Procédure devant la cour :
Par une requête enregistrée le 3 mars 2020, sous le n°20BX00777 au greffe de la cour administrative d'appel de Bordeaux, puis le 11 avril 2022 au greffe de la cour administrative d'appel de Toulouse sous le n°20TL20777, Mme A... B..., représenté par Me Amalric-Zermati, demande à la cour :
1°) de réformer le jugement rendu le 10 février 2020 par le tribunal administratif de Toulouse en ce qu'il a condamné l'administration à lui verser une indemnité insuffisante ;
2°) de condamner l'Etat à lui verser une indemnité de 50 000 euros en réparation de son préjudice moral et une indemnité de 9 463 euros en réparation de sa perte de salaire ;
3°) d'enjoindre à l'Etat de faire toute diligence pour mettre fin aux infractions commises à son encontre et prendre en charge les frais qu'elle devra exposer pour sa défense ;
4°) de mettre à la charge de l'Etat une somme de 3 500 euros en application de l'article L. 761-1 du code de justice administrative.
Elle soutient que :
- les premiers juges, qui ont retenu la responsabilité de l'administration, ont sous-évalué l'importance du préjudice qu'elle a subi en condamnant l'Etat à lui verser une somme modique ;
- le tribunal était compétent pour statuer sur la faute personnelle de sa supérieure hiérarchique non dépourvue de tout lien avec ses fonctions ;
- le tribunal était compétent pour enjoindre à l'administration de mettre fin aux comportements fautifs dont elle a été victime ;
- son état de santé s'est rapidement dégradé à la suite des agissements répétés de sa supérieure hiérarchique, laquelle a manifesté un comportement extrêmement agressif et inapproprié à son encontre qui ne s'inscrivait pas dans une relation saine de travail ; sa supérieure hiérarchique lui a confié certaines tâches sans rapport avec ses fonctions qui relevaient d'un niveau de responsabilité de la catégorie A et qui ont eu pour effet une surcharge de travail qu'il n'était pas possible d'exécuter ; elle s'immisçait de façon inappropriée et injustifiée dans sa vie privée ;
- ces agissements ont eu de graves répercussions sur sa santé et constituent une faute personnelle de sa supérieure hiérarchique directe, non dépourvue de lien avec le service ;
- l'administration a également commis une faute en manquant à l'obligation de protection telle que résultant de l'article 6 quinquies de la loi du 13 juillet 1983 ; elle n'a pas pris de sanction à l'encontre de sa supérieure hiérarchique alors que cet article prévoit la possibilité d'infliger une sanction disciplinaire à l'encontre de toute personne ayant accompli des actes de harcèlement moral et n'a pas instauré un périmètre de sécurité suffisant ; elle a fait part des agissements de sa supérieure hiérarchique directe à plusieurs reprises et a cherché plusieurs fois qu'une solution soit apportée à sa situation ; elle a également sollicité une délégation rectorale qui a été refusée ;
- la faute de service est aggravée dès lors que l'administration n'a pas jugé opportun de mettre en place les instances préventives en matière de risques psychosociaux comme le prévoit le décret n° 85-603 du 10 juin 1985 ;
- elle a informé le rectorat des agissements subis ;
- la somme allouée à titre d'indemnisation est sous-évaluée ; son état de santé est dû à la fois aux agissements de l'administration mais également au manque de soutien de sa hiérarchie et un management inadapté voire laxiste par rapport à la situation connue qu'elle subissait ;
- son préjudice financier correspond à un manque à gagner de 9 255,38 euros, des frais médicaux non pris en charge pour 1 595 euros ainsi que des frais kilométriques pour 3 836,56 euros.

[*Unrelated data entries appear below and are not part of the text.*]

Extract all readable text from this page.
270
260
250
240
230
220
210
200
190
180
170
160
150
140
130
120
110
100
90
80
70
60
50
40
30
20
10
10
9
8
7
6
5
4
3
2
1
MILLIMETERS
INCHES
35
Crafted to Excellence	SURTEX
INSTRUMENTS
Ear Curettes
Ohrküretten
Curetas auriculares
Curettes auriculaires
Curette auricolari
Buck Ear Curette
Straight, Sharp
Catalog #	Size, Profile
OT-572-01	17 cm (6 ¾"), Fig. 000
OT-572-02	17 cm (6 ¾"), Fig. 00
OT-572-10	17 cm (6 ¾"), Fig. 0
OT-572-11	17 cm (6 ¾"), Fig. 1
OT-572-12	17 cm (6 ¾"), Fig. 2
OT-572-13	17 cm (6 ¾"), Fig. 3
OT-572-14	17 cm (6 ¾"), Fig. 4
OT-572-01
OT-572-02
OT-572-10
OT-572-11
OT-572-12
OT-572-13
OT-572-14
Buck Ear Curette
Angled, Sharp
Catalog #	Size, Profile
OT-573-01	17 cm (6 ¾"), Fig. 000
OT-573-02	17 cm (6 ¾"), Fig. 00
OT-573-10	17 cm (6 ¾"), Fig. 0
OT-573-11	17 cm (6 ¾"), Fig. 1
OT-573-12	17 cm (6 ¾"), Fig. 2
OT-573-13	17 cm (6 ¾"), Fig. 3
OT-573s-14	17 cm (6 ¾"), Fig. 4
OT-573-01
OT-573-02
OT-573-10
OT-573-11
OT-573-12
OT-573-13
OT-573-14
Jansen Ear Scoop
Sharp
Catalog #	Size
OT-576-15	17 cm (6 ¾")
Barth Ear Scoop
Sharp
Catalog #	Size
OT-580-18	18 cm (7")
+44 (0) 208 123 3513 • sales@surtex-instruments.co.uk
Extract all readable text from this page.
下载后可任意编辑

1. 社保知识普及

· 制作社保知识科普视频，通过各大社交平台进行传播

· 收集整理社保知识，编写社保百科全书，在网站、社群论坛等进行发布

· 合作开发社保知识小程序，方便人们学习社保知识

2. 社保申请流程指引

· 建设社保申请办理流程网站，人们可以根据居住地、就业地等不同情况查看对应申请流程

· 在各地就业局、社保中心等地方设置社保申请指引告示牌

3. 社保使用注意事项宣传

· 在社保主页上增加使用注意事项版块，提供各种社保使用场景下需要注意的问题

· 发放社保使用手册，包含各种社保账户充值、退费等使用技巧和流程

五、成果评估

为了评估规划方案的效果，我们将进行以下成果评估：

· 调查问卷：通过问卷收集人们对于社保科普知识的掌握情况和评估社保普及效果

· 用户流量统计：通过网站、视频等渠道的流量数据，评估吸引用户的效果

Par un mémoire en défense enregistré le 27 juillet 2021, le recteur de l'académie de Toulouse conclut à l'annulation du jugement du tribunal administratif de Toulouse et au rejet du surplus des demandes de Mme B....
Il fait valoir que les conclusions de la requête de Mme B... tendant à ce qu'il soit enjoint à l'Etat de faire toute diligence pour mettre fin aux infractions commises à son encontre et de mettre fin au comportement de sa supérieure hiérarchique directe sont irrecevables, le juge ne pouvant procéder à des injonctions non prévues au livre IX du code de justice administrative et l'agent ayant été muté, à sa demande, au 1er septembre 2017.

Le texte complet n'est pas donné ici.